Nevertheless, there was watchfulness. No matter how far she went, no matter to what lengths her reckless gaiety led her, Kate was aware of the quiet, understanding scrutiny of Jacques Benoix. Their nearest neighbor, and by the strange attraction of opposites, Kildare's chosen intimate, it was inevitable that she should be thrown constantly into the company of the Creole. Despite his very evident admiration, he did not join the ranks of her more or less avowed lovers; a fact that in turn piqued and oddly comforted Kate. For at times this new life of hers seemed a strange dream, in which Benoix, with his gentleness, his punctilious courtesy, his rather formal friendliness of aspect, was the only fixed reality. She felt, vaguely, that she was safe with him; safer than with her husband. She thought of him more as a friend than as a man.

He reminded her somewhat of her father and his companions, courtly, scholarly gentlemen who belonged to that period of the South when men not only gambled and rode and drank, but found leisure to cultivate poetry, and Greek, and music, all the fine things of life. He talked to her about such matters as had interested them, large impersonal matters, taking for granted her intelligent understanding. This flattered the girl, though she had no ambition to be thought a scholar.
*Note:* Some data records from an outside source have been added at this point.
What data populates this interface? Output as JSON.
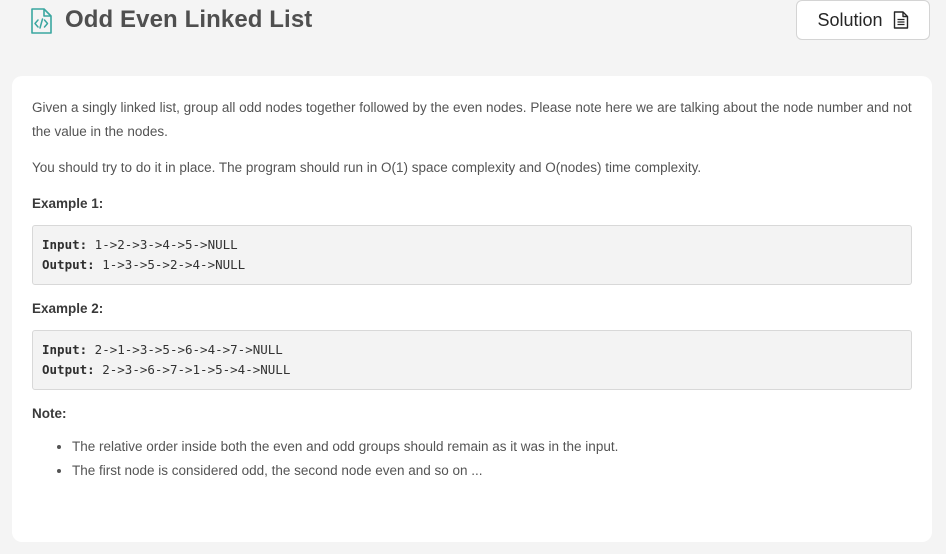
{
  "header": {
    "title": "Odd Even Linked List",
    "solution_label": "Solution",
    "accent_color": "#3aa6a0"
  },
  "description": {
    "paragraph_1": "Given a singly linked list, group all odd nodes together followed by the even nodes. Please note here we are talking about the node number and not the value in the nodes.",
    "paragraph_2": "You should try to do it in place. The program should run in O(1) space complexity and O(nodes) time complexity."
  },
  "examples": [
    {
      "heading": "Example 1:",
      "input_label": "Input:",
      "input_value": " 1->2->3->4->5->NULL",
      "output_label": "Output:",
      "output_value": " 1->3->5->2->4->NULL"
    },
    {
      "heading": "Example 2:",
      "input_label": "Input:",
      "input_value": " 2->1->3->5->6->4->7->NULL",
      "output_label": "Output:",
      "output_value": " 2->3->6->7->1->5->4->NULL"
    }
  ],
  "note": {
    "heading": "Note:",
    "items": [
      "The relative order inside both the even and odd groups should remain as it was in the input.",
      "The first node is considered odd, the second node even and so on ..."
    ]
  },
  "icons": {
    "title_icon": "code-file-icon",
    "solution_icon": "document-icon"
  }
}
Often he borrowed books from her small store, to the impatient amus.e.m.e.nt of Basil Kildare, who looked upon the reading of books as a pastime suitable for invalids and old women. Kate, too, found no room in her exciting, absorbing life for books, at that time. Still, there was an atmosphere about the Creole far less foreign to her than to her companions. It reminded her of a sheltered, exquisite, finely ordered childhood, of certain standards that she might otherwise have been in danger of forgetting. She never joined a group of her husband's boon companions, whether in the gaming-room or the hunting-field, without first making sure unconsciously that Benoix was there. And he was usually there.

At length Benoix, in his professional capacity, spoke to Kildare.

”What the devil, Jacques! Stop her riding and late hours, and all? What d'ye mean?”

The doctor told him.

The husband swore a pleased oath. ”Good little girl! I told you we'd show 'em. But what of it? Child-bearing's no disease, man! Good Gad, the girl ain't goin' to turn out sickly, is she?” Kildare had a queer horror of ”sickliness.”

”Not if I can help it,” said the other. He added, in the language Basil best understood, ”You do not race a brood-mare, my friend. You turn her out to pasture.”

Kildare admitted the point. Thereafter, though the usual life at Storm went on unchanged, Kate was no longer a part of it.

She was rather glad. It was restful to be turned out to pasture. She liked to hear them start off with the hounds in the cold dawn, knowing that she might turn over and sleep again. Sometimes she was awakened at night by swearing and quarrels and loud laughter from the guest-wing.

Sometimes there was singing, one rich baritone leading the rest; and to this Kate listened eagerly. Dr. Benoix sang very beautifully when he was drunk.

One night she started up out of a dream to hear tipsy voices at her very door. It opened, and Basil Kildare stood on the threshold, holding a lamp above his head, saying over his shoulder: ”Come on in, boys! That's all right--Kit's a good sport. Come and look at her, if you like.